Babcock also said that increased willingness by news media companies to settle cases rather than try them before a jury means they win more trials. “The attitude of a lot of media companies was ‘We’re gonna try everything.’ And if you try everything you’re gonna try your bad cases as well as your good cases. Now I think we’re just trying good cases by and large. There are a couple of companies who are not going to settle anything, but very few,” he said.
MLRC statistics show a decrease in the number of trials since 1980. There were 263 defamation cases that went to trial in the 1980s and 179 in the 1990s. So far this decade, there have been 72 defamation trials.
“I think its also important to look at the overall process from when a case is filed to the final results after appeal,” Robinson said. “When you look at that broad scope, the bottom line is . . . it’s still pretty hard to win as a plaintiff.”

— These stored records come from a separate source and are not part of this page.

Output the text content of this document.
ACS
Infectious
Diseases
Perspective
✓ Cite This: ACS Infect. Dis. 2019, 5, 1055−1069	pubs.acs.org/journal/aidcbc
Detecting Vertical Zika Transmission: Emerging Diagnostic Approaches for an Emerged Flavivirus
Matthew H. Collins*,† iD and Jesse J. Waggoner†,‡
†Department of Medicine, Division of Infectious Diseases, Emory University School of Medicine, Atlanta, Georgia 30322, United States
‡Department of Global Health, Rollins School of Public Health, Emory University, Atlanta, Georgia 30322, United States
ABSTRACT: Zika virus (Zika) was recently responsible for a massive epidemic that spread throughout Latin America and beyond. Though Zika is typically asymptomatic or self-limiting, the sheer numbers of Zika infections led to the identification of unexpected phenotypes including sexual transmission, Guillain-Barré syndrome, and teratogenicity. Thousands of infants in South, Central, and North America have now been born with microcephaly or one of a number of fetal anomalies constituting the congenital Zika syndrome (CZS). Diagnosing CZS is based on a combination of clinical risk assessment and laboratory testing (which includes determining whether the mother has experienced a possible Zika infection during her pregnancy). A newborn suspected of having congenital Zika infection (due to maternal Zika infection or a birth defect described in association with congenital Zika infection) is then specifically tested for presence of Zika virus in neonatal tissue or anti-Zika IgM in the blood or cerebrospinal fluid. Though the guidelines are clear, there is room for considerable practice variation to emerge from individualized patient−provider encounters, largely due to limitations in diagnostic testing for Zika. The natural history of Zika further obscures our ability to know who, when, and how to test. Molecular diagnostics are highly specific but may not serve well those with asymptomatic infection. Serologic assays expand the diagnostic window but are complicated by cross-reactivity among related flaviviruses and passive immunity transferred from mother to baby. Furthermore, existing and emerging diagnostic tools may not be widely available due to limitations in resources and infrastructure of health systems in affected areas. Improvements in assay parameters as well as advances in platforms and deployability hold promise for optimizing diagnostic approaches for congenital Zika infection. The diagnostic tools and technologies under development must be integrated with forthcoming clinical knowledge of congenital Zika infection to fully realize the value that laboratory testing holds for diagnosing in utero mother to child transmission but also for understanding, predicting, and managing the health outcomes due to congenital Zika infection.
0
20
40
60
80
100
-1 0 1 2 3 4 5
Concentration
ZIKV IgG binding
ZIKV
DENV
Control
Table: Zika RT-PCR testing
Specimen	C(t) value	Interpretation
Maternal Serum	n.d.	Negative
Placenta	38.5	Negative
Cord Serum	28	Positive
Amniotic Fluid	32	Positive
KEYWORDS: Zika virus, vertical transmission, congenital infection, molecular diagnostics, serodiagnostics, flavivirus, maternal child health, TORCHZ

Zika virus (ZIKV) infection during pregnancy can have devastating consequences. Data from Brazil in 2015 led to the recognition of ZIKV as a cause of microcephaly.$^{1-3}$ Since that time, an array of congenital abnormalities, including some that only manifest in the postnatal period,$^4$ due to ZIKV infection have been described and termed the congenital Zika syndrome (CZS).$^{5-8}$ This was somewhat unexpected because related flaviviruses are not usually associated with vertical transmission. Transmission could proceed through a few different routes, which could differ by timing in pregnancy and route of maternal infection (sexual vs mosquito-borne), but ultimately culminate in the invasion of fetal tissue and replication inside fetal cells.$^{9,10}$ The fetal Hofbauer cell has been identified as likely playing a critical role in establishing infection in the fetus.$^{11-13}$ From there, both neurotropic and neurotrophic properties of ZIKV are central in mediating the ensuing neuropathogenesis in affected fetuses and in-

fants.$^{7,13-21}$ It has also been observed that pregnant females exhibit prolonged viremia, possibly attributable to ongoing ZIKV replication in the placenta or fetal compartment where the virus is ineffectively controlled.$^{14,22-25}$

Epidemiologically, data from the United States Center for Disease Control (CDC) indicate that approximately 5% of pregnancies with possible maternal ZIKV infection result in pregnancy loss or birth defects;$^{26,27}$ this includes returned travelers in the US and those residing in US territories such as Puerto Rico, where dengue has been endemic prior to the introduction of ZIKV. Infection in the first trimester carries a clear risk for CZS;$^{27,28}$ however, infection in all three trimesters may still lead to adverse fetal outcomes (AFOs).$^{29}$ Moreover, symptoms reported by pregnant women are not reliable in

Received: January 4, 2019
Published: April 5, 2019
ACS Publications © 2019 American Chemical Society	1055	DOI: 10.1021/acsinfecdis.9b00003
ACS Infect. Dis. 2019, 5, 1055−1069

Neither Robinson nor Babcock think that plaintiffs have succeeded in turning to other types of lawsuits, such as invasion of privacy or intentional infliction of emotional distress.
“There has always been an effort, and there probably still is, to try and circumvent defamation or libel because it is so hard to win these things on the law,” Babcock said. “But I don’t frankly see a lot of success by plaintiffs.”
Robinson explained that “higher courts are applying First Amendment principles to these claims. Basically saying they are a libel claim in another guise so that the same First Amendment principles apply.” Since the law is less defined as to nondefamation claims, courts are addressing them issue by issue, he said.
So how do people who are upset with the news media fight back?
“They start a blog,” Robinson quipped. “It’s a bit facetious but also partially true now. I think there is a lot of amateur and professional media criticism out there. The media, again as a whole and this is a vast generalization, is under the kind of scrutiny they have never been under before,” he said, which in turn causes the media to scrutinize itself with “a fine tooth comb.”